Alternative impls for std::fs and std::net

These should be separate crates, but they are tracked here. Apart from the obvious benefit of providing idiomatic implementations of genio they will make it easier to evaluate the new API.

  • fs
  • net
  • async net

Support vectored IO

Vectored IO (AKA gather/scatter) allows for better optimizations by performing IO on multiple buffers in a single syscall.

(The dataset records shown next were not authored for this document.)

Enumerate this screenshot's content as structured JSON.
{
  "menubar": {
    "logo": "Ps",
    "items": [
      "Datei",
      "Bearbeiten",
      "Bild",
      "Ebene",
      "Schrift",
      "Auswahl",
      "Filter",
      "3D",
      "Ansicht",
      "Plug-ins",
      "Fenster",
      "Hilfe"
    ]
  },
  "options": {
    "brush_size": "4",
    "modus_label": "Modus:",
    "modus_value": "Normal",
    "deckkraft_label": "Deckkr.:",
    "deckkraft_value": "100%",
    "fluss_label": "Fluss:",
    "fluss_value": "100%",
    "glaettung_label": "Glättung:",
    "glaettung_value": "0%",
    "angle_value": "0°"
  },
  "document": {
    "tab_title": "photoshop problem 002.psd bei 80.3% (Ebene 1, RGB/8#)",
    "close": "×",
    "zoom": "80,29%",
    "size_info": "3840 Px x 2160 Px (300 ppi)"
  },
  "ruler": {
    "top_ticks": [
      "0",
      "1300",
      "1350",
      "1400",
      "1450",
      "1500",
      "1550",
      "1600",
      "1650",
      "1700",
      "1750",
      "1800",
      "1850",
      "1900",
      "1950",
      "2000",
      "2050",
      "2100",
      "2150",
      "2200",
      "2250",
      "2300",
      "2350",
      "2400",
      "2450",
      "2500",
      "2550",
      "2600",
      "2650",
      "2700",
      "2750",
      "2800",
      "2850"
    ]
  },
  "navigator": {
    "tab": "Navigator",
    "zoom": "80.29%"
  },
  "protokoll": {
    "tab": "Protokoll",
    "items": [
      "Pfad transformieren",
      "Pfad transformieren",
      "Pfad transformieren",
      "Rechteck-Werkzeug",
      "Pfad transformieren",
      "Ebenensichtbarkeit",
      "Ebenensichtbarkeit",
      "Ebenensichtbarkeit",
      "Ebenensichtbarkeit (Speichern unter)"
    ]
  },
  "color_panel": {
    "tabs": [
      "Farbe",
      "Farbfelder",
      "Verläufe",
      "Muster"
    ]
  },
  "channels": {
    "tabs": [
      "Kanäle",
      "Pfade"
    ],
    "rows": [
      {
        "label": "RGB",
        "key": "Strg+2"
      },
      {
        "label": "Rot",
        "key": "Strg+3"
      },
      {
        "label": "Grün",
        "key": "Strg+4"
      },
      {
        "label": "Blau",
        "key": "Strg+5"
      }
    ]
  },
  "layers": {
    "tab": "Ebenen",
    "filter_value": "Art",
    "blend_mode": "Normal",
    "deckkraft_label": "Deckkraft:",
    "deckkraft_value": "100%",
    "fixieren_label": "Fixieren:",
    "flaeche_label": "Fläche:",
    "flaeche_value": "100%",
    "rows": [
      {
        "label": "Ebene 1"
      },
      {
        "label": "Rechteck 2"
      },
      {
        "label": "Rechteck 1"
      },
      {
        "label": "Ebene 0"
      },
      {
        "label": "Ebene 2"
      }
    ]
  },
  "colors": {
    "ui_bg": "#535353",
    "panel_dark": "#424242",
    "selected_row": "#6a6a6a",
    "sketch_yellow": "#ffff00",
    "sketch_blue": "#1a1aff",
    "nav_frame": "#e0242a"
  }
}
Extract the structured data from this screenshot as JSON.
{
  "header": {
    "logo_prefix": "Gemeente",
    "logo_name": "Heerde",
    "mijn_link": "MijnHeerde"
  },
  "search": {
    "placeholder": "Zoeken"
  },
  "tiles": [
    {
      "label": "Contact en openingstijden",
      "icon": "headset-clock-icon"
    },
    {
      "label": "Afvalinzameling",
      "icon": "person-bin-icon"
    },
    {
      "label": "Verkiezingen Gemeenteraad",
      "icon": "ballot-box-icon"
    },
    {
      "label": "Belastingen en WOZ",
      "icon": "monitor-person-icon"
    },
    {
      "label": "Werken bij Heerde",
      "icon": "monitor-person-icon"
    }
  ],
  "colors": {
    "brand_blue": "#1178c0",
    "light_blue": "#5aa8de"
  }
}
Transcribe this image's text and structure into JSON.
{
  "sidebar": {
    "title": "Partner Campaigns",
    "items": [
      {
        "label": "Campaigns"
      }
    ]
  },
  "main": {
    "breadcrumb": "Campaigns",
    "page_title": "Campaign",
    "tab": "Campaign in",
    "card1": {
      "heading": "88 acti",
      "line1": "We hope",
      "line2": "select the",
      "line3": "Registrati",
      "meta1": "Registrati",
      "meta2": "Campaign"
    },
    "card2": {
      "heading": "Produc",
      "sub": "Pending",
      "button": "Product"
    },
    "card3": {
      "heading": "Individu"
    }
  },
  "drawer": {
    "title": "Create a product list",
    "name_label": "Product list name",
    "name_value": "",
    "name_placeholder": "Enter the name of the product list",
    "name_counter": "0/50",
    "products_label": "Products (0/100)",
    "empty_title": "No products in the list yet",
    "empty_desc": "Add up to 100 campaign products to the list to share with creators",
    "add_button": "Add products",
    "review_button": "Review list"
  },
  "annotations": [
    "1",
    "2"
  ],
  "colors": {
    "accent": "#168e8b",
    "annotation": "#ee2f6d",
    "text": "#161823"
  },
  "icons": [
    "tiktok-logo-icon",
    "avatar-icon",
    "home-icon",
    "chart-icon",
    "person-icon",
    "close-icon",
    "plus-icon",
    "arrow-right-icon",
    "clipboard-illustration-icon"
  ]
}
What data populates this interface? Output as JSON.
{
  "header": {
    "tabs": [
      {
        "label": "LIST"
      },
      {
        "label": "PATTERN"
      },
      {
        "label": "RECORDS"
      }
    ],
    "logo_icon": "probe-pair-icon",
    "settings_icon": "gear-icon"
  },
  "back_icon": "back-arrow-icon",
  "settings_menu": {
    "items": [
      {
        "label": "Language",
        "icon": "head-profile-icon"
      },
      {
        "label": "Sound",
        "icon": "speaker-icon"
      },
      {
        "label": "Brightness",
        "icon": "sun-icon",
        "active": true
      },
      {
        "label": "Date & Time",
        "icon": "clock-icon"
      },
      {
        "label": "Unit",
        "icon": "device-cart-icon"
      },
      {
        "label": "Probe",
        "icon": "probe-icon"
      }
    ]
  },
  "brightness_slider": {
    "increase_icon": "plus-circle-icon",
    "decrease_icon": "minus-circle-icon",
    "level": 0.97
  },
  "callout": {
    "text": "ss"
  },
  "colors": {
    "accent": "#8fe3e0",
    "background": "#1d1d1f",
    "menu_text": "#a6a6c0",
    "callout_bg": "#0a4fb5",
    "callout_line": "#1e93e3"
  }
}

This is currently also supported by std but in somewhat deficient manner: it doesn't use MaybeUninit for reading and falls back to default implementation, causing performance drop if one forgets to override the default method. This is mainly caused by backwards compatibility requirement. Thankfully, we can do better in case of genio.

Crate redesign

Rust language made a lot of progress since this crate was created and it'd be great if this crate caught up.

Specifically:

  • MaybeUninit<[u8]> is the right way of dealing with possibly uninitialized buffers
  • Vectored IO is supported by std
  • async is becoming very popular

std design and anything that copies it has several limitations that this crate could attempt to solve (by not trying hard to follow std design):

  • Read is safe and takes &mut [u8]. We already have unsafe version but it seems that having a safe Read with read taking some special, safe type is a better approach. It avoids many issues, including forgetting to specialize the implementation and having more unsafe than necessary.
  • Vectored IO is an afterthought and suffers from similar problems that read does. Even weirdly, some vectored impls (e.g. TLS) make programs slower, not faster. While it might be a better design if the impls were fixed, it could be fundamentally impossible. (Not sure.) The resulting design should somehow take this into account.
  • AsyncRead and AsyncWrite traits don't exist in std and there was confusion where they belong. Previously, the design even didn't use such traits which was quite a footgun. We can do better by encoding Pending in the return type, but this needs to be researched to work correctly with Interrupted.
  • The Read and Write traits don't have a way to self-describe their implementor which makes declaring errors that contain this information complicated.

Rough proposal:

// buffer containing IO slices
// Note that conversion to low-level representation is done by the implementor.
trait IOSliceBuf {
    fn push<'a>(&'a mut self, &'a mut OutSlice<u8>);
}

unsafe trait Buffer {
    fn get_mut(&mut self) -> &mut OutSlice<u8>;
    unsafe fn advance(&mut self, len: usize);
    fn fill_io_slice<'a>(&'a mut self, &'a mut dyn IoSliceBuf);

    // provided impls:
    fn try_push(&mut self, byte: u8) -> bool { /*...*/ }
    fn try_push_slice(&mut self, &[u8]) -> bool { /*...*/ }
    // push as many bytes as possible, return the remaining slice
    fn push_slice_min<'a>(&mut self, &'a [u8]) -> &'a [u8] { /*...*/ }
    fn zeroed(&mut self) -> &mut [u8];
}

// Separated so it can be shared between Read and Write
trait ObjectDescription {
    type Description;

    fn describe(&self) -> Self::Description;
}

unsafe trait Read: ObjectDescription {
    type Error: fmt::Display + fmt::Debug;

    // Implemented by the implementor
    // we don't return the number of bytes because it's reflected in the `Buffer`
    fn read_impl(&mut self, buffer: &mut dyn Buffer) -> Result<(), Self::Error>;

    fn read(&mut self, buffer: &mut Buffer) -> Result<(), Error<Self::Description, Self::Error>> { /* ... */ }

   // other helpers like read_exact, etc
}

// Any reader that returns this error can be converted to `Future`
enum AsyncError<E> {
    Pending,
    Other(E),
}

struct Error<D, E> {
    object: D,
    error: E
}

Of course, dyn is sketchy and ideally we don't want it.

Dynamic traits

Make it possible to use genio in dynamic contexts using helpers.

Async IO

I believe the best path to async IO is to have Error types classifiable just like in the case of EINTR. This should be sufficient - AsyncRead and AsyncWrite like in case of tokio shoudn't be needed.

Add tests

Add tests for most important combinators.